THE EARLIER THE BETTER

It is vital that companies incorporate certain episode-of-care data early in the study design phase. That data should break out the costs related to treatment visits, tests, procedures, inpatient admissions, noninpatient facility use, and other costs to ensure that market-driven clinical studies deliver real-life and not hypothetical cost-benefit and outcomes data. That is precisely the type of data managed-care and other healthcare customers seek. It removes ambiguity about where certain patients are treated and by whom, which can change depending on the stage of the illness, such as in depression and cancer.

Bridging the gap between marketing and clinical research early in the product life cycle is critical to the ways a product is subsequently marketed and supported by relevant-marketbased clinical data.

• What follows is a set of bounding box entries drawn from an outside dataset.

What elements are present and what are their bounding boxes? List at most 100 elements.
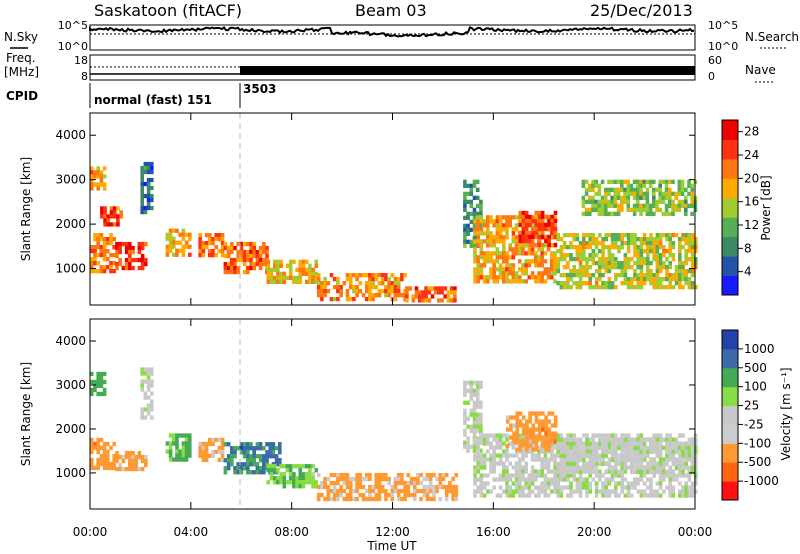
vel-cell	[562, 469, 567, 475]
power-cell	[594, 241, 599, 246]
vel-cell	[374, 472, 379, 478]
vel-cell	[233, 466, 237, 471]
vel-cell	[534, 485, 538, 490]
vel-cell	[569, 433, 573, 438]
power-cell	[604, 187, 608, 192]
vel-cell	[96, 457, 100, 463]
vel-cell	[540, 449, 544, 454]
power-cell	[665, 273, 669, 278]
power-cell	[610, 199, 614, 204]
vel-cell	[671, 461, 676, 467]
power-cell	[588, 237, 592, 242]
power-cell	[543, 271, 548, 276]
vel-cell	[172, 457, 176, 462]
vel-cell	[550, 439, 555, 444]
power-cell	[534, 210, 539, 216]
power-cell	[479, 263, 484, 268]
power-cell	[140, 205, 144, 211]
vel-cell	[226, 466, 231, 471]
vel-cell	[591, 461, 596, 467]
vel-cell	[364, 488, 369, 494]
vel-cell	[118, 466, 122, 472]
vel-cell	[106, 441, 110, 447]
vel-cell	[515, 427, 520, 432]
vel-cell	[339, 476, 343, 482]
power-cell	[124, 257, 129, 263]
vel-cell	[559, 441, 564, 447]
power-cell	[102, 182, 107, 187]
vel-cell	[540, 465, 544, 470]
power-cell	[620, 261, 624, 266]
vel-cell	[384, 472, 388, 478]
vel-cell	[690, 469, 695, 475]
vel-cell	[694, 477, 698, 482]
power-cell	[393, 297, 398, 302]
vel-cell	[556, 485, 560, 490]
power-cell	[556, 237, 560, 242]
power-cell	[582, 237, 586, 242]
vel-cell	[384, 496, 388, 502]
power-cell	[498, 255, 503, 260]
vel-cell	[681, 461, 685, 467]
vel-cell	[454, 488, 459, 494]
power-cell	[220, 245, 225, 250]
velocity-colorbar-swatch	[722, 386, 738, 407]
power-cell	[380, 273, 385, 278]
power-cell	[600, 179, 605, 184]
power-cell	[620, 179, 624, 184]
power-cell	[671, 277, 676, 282]
velocity-colorbar-swatch	[722, 443, 738, 463]
vel-cell	[537, 457, 541, 462]
vel-cell	[262, 466, 266, 471]
vel-cell	[282, 480, 287, 485]
vel-cell	[541, 443, 545, 448]
power-cell	[99, 265, 104, 270]
power-cell	[390, 281, 395, 286]
power-cell	[473, 271, 477, 276]
power-cell	[610, 245, 615, 250]
power-cell	[511, 275, 516, 280]
vel-cell	[527, 473, 532, 478]
vel-cell	[527, 477, 532, 482]
power-cell	[585, 265, 589, 270]
power-cell	[652, 277, 656, 282]
vel-cell	[588, 489, 592, 494]
vel-cell	[472, 392, 477, 397]
vel-cell	[479, 473, 484, 478]
power-colorbar-swatch	[722, 158, 738, 179]
velocity-frame	[89, 318, 696, 510]
vel-cell	[355, 480, 359, 486]
vel-cell	[550, 447, 555, 452]
power-cell	[575, 273, 580, 278]
vel-cell	[435, 476, 439, 482]
power-cell	[258, 257, 263, 263]
vel-cell	[181, 457, 186, 462]
power-cell	[598, 273, 602, 278]
vel-cell	[352, 488, 356, 494]
vel-cell	[463, 444, 467, 449]
vel-cell	[469, 444, 474, 449]
vel-cell	[90, 437, 94, 443]
power-cell	[96, 186, 100, 191]
vel-cell	[246, 462, 250, 467]
power-cell	[342, 281, 347, 286]
power-cell	[131, 257, 135, 263]
power-cell	[687, 241, 692, 246]
vel-cell	[687, 477, 692, 482]
vel-cell	[482, 465, 487, 470]
power-cell	[655, 187, 659, 192]
vel-cell	[572, 453, 576, 459]
power-cell	[632, 203, 637, 208]
power-cell	[220, 253, 225, 258]
station-title: Saskatoon (fitACF)	[94, 1, 242, 20]
vel-cell	[537, 489, 541, 494]
vel-cell	[511, 465, 516, 470]
vel-cell	[112, 465, 116, 471]
power-cell	[446, 298, 451, 303]
vel-cell	[262, 446, 266, 451]
power-cell	[498, 251, 503, 256]
power-cell	[674, 233, 679, 238]
power-cell	[443, 294, 448, 299]
power-cell	[380, 289, 385, 294]
vel-cell	[239, 462, 244, 467]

That is a critical part of the achieving-TPS equation.

ACCELERATING TPS

The shift in management focus from time to market toward TPS is not just an adage nor an unattainable goal. Achieving that vision, however, requires support and a partnership between marketing and clinical research — not an easy feat when the language and culture of the two disciplines have been so different.

TPS can be achieved only by rewarding the key stakeholders and demonstrating the ways critical health services data can benefit a product in the research or marketing phase. Health management data can have the greatest impact on acceleration of TPS when three things come together: marketing, research leadership, and companies that not only provide critical market data but also truly demonstrate how to use key data to drive decisions, develop strategies, and maximize performance and success. The power of information can be unleashed only when that power is appropriately applied.